Yesterday Mayor Kasim Reed claimed that Occupy Atlanta has cost the city $30,000 dollars. While we have no idea how he came up with that figure, we do know that we have not asked for the porta potties or the excessive police presence and we would prefer not to have them.
The Mayor’s statement highlights the crisis of priorities in Atlanta and around the country. This city has spent millions on making public spaces inaccessible to the homeless, rather than using those resources to build the infrastructure to support people without homes. The resources are there, where’s the priority? The fact is our city would rather relegate the homeless to the darkest cracks of Atlanta than deal with the problem. To add insult to injury the city has been involved in a sustained campaign to defund and close the largest homeless shelter in the southeast, the Task Force for the Homeless, which is also the only shelter that is both free and turns NO ONE away.
Since Occupy Atlanta took the park we’ve created space for the homeless to be with us. We provide 800 meals a day, blankets, clean clothing, and medical supplies to the homeless. Many of the homeless have joined our committees, volunteered to help cook food, or plugged in some other way. They are treated with dignity and are recognized for their valuable contributions to our movements. We have also had our share of struggles working with the mentally unstable and PTSD suffering veterans who are with us, but we take on those struggles as we think a good community should.

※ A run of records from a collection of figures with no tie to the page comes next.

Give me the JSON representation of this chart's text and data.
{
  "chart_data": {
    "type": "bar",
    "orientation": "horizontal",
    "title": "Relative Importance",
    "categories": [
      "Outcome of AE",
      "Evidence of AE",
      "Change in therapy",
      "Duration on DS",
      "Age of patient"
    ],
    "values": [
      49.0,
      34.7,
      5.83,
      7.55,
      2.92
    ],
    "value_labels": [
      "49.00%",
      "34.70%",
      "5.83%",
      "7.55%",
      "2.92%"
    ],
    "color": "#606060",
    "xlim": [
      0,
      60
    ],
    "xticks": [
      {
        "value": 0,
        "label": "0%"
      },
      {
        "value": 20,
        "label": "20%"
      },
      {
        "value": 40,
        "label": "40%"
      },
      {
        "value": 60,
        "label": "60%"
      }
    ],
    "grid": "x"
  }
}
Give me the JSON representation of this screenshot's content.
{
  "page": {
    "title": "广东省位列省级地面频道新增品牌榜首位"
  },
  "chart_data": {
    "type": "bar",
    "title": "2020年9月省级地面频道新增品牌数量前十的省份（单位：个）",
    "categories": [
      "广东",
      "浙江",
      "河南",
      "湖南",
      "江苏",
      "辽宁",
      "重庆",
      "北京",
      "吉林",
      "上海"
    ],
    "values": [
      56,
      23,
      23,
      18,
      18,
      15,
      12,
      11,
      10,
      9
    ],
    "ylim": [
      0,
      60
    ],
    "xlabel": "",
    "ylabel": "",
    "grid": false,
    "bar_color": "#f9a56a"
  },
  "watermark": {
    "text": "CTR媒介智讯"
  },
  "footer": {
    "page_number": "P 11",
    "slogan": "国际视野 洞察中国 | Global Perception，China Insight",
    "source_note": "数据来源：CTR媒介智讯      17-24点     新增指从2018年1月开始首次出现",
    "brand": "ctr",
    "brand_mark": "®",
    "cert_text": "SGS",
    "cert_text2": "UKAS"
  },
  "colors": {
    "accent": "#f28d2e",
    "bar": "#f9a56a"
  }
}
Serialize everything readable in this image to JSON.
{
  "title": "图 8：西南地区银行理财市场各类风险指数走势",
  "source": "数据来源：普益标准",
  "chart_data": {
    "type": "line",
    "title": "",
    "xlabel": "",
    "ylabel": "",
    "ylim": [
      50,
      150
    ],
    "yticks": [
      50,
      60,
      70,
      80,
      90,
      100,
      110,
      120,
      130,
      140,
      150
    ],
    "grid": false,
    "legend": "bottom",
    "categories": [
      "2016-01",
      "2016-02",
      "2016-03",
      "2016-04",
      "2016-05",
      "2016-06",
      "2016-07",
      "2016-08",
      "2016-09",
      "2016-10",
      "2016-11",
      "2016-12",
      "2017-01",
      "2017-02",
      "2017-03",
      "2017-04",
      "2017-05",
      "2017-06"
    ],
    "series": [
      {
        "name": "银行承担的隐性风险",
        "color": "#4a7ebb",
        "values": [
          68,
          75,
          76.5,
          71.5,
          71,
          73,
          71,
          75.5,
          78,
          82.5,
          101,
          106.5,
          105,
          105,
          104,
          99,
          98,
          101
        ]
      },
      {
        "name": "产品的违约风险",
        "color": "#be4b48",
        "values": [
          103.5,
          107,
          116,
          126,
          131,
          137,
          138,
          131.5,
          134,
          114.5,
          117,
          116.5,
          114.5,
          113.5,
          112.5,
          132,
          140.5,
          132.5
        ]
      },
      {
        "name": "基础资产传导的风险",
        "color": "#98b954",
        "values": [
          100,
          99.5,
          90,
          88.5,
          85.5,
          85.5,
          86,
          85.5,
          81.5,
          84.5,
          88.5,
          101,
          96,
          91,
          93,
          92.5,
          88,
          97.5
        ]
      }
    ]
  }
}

We are here to help Atlanta, and the work has already begun. Instead of complaining about small expenditures that you wasted on services we don’t want, perhaps you should roll up your sleeves and spend that money on real issues of social concern.
Our 11am press conference today(10/21) addressed the Mayors statements directly, we also outlined plans to march to the intersection of Peachtree and Trinity to shine a light on one of the dark corners of the city where the homeless are hidden in plain sight.